Christine Boutin vs Frigide Barjot : la guerre invisible des opposants au mariage gay

En vérité, cette saillie, qui a déjà été invoquée par les plus fervents opposants au mariage pour tous (Eric Zemmour le premier) n’a en soi aucune espèce d’importance. C’est une posture de pharisien, un mensonge déjà dit et déjà répété, mais qui ne deviendra jamais vérité parce qu’il ne joue sur aucune peur, n’agite aucune crainte et n’éveille aucune angoisse. Se servir de l’adoption et de la PMA comme de spectres effrayants pour attiser les haines contre le mariage gay, et contre coup tous les homosexuels, c’était autrement plus fin.

Le tempo selon Barjot

Plus personne n’écoute Christine Boutin. Désormais, c’est Frigide Barjot qui décide et dicte le tempo. Et l’on aurait bien tort de s’en réjouir dans le camp des partisans du mariage pour tous, car en dépit des apparences, c’est un bien mauvais symptôme.

La provocation de Christine Boutin mérite en effet d’être relevée dans la mesure où elle est le signe d’un profond bouleversement du rapport de forces politiques au sein de la nébuleuse hostile au mariage pour tous. Il y a bel et bien eu guerre d’influence, elle a été perdue par l’ancienne ministre de Sarkozy.

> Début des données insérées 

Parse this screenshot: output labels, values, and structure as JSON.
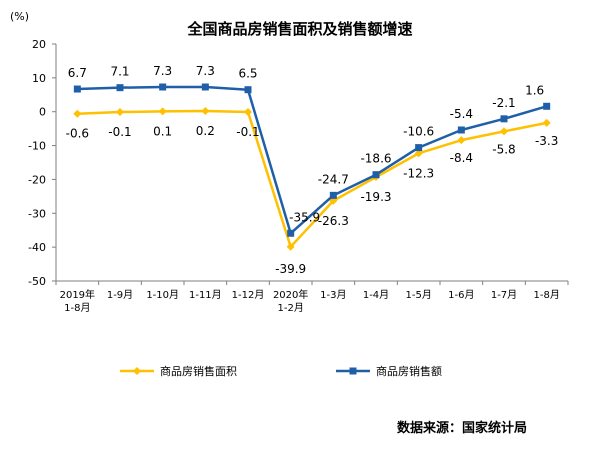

Souvenez-vous : lors de la rentrée de septembre, quand le débat s’est engagé, les télévisions et les radios, par confort autant que par facilité, s’empressèrent d’inviter Christine Boutin en tant qu’opposante de principe au mariage gay. À l’époque, l’affaire semblait pliée d’avance, les sondages étaient ultra-favorables, les opposants terrés de peur de passer pour réactionnaires et ridicules. Dans ce contexte, Christine Boutin, incarnation de l’antique grenouille de bénitier à la française, starisée depuis 15 ans grâce à ses passages réguliers dans les émissions de Laurent Ruquier, était incontournable.

frigide barjot - humoriste catho-brancheeÀ la mi-octobre, Frigide Barjot est entrée dans la ronde médiatique. Après des années d’un inlassable combat favorable à l’Église catholique, après bien des démonstrations pour établir sa capacité à communiquer, mobiliser, entraîner et galvaniser des troupes (ce que l’institution Église n’était plus en mesure de faire), l’humoriste catho-branchée s’est imposée au point d’y supplanter Christine Boutin, tant sur le fond que sur la forme.

Sur le fond, c’est Frigide Barjot qui a réussi à opérer le déplacement du débat en mettant en avant les parties du dossier susceptibles d’inquiéter, d’affoler et d’effrayer : l’adoption, la PMA, la disparition des mots « père » et « mère » du Code civil. Elle a aussi beaucoup menti dans son genre (entre autres en usant de la légende « Parent 1 » et « parent 2 »), mais elle l’a fait en déployant des arguments capables de toucher la masse sensible à la cause des enfants, même lorsque celle-ci est présentée de façon truquée ou dévoyée.

Boutin a raté le coche

Si ce discours a fait mouche, certains partisans du mariage pour tous n’ont qu’à s’en prendre qu’à eux-mêmes, ayant réduit bien souvent la question à ce qu’elle ne devait pas être, la reconnaissance par l’État de l’amour homosexuel dans le Code civil. Ce fut une erreur. Au contraire, il aurait fallu, d’entrée de jeu, le faire reposer sur des questions de droit, notamment en excipant de la situation souvent absurde et injuste qui est celle des enfants déjà nés et/ou élevés au sein de couples de même sexe.